If you live together and need to work through a breakup, ask a friend to act as a mediator. Your boyfriend will be immune to all the guilt trips and emotional manipulation. Oh, and if after all that you remember you left something at your ex’s house? Unless it has tremendous sentimental value, leave it behind. In short, contact of any kind with a narcissist after a breakup = bad.
Related: What Being In A Relationship With A Narcissist Really Does To A Person
- Don’t forget why you need to leave the relationship
After the initial, fleeting feeling of relief, you will feel sad and begin to mourn the death of your relationship. Now you need to remind yourself of all the reasons you ended it in the first place.

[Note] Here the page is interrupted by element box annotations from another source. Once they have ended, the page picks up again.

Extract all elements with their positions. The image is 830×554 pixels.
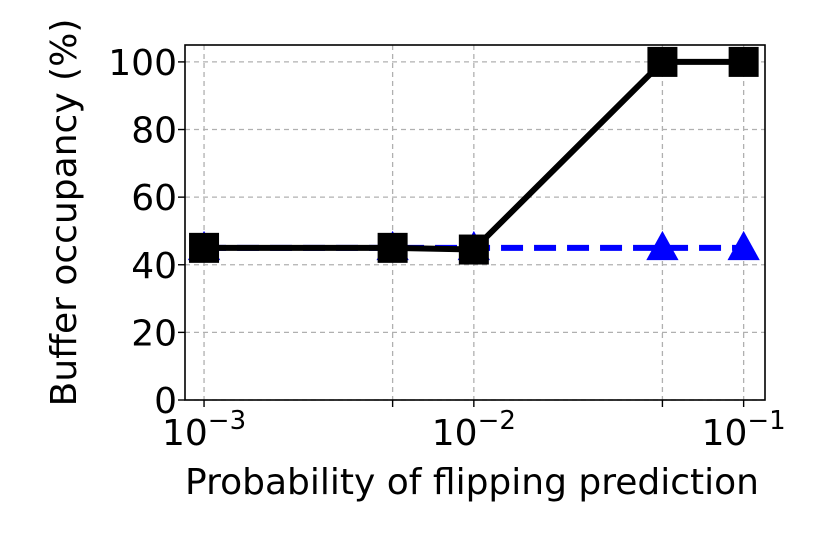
y-tick-label: 80 [131, 111, 177, 152]
y-tick-label: 40 [131, 246, 177, 287]
y-tick-label: 100 [108, 43, 177, 84]
triangle-marker [727, 230, 760, 261]
y-tick-label: 20 [131, 313, 177, 354]
square-marker [458, 234, 489, 265]
x-axis-label: Probability of flipping prediction [185, 462, 759, 503]
x-tick-label: 10−3 [162, 406, 246, 454]
y-axis-label: Buffer occupancy (%) [44, 19, 85, 407]
square-marker [377, 232, 408, 263]
square-marker [647, 46, 678, 77]
grid [185, 45, 765, 401]
x-tick-label: 10−2 [432, 406, 516, 454]
square-marker [728, 46, 759, 77]
plot-frame [184, 44, 766, 401]
axis-ticks: 0 20 40 60 80 100 10−3 10−2 10−1 [108, 43, 785, 454]
x-tick-label: 10−1 [702, 406, 786, 454]
square-marker [189, 232, 220, 263]
triangle-marker [646, 230, 679, 261]
y-tick-label: 0 [154, 381, 177, 422]
y-tick-label: 60 [131, 178, 177, 219]
plot-series [187, 46, 760, 265]
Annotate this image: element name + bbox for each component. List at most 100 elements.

Narcissists pick up on your mistakes and use them against you to keep you unsure and in your place. They lower your self-esteem. They withdraw affection to make you work harder for their love. Think about every time he made you feel bad, sad, angry, or guilty. This is where your reconnected friends come in. Ask them to remind you of all the times you called them in tears or texted them in worry about something your ex said or did.
You will tend to remember only the good times. be strong. Remember why you felt you needed to leave in the first place.
- Expect backlash
Believe me, there is nothing scarier than a narcissist’s contempt. They may try to bring you down by complaining about you to mutual friends or discrediting you in some way. Make sure you prepare your friends in advance (without badmouthing your ex, of course, as that’s stooping to their level). Just explain that you are extricating yourself from a toxic and unhealthy situation and that your ex may be trying to get revenge. You will all have to prepare for the repercussions. There may not be anything, but advance warning right? - Remember: This is not your fault
You’ll be tempted to beat yourself up and ask questions like, “How did you fall for his lies?” “Why didn’t I notice he was emotionally manipulating me?” “How stupid must I be?” This is not your fault. Narcissists are chameleons and can transform themselves into exactly what you are looking for. He is a master of manipulation and you are not stupid or somehow flawed for not realizing it.
Related: I Fell For A Narcissist — Then Prayed For A Miracle
- Realize that you are grieving what you have never felt before
You are going through a breakup so you will feel sad, this is normal. But remember that the relationship you are grieving over was not real. You didn’t really lose the relationship so much as you lost your version of reality; The relationship you wished for, dreamed of, and thought you had finally found. It’s too terrible to think about the fact that he was never there in the first place, so let yourself mourn the end of the dream. Just don’t mourn the loss of the person. That man was a fool to you.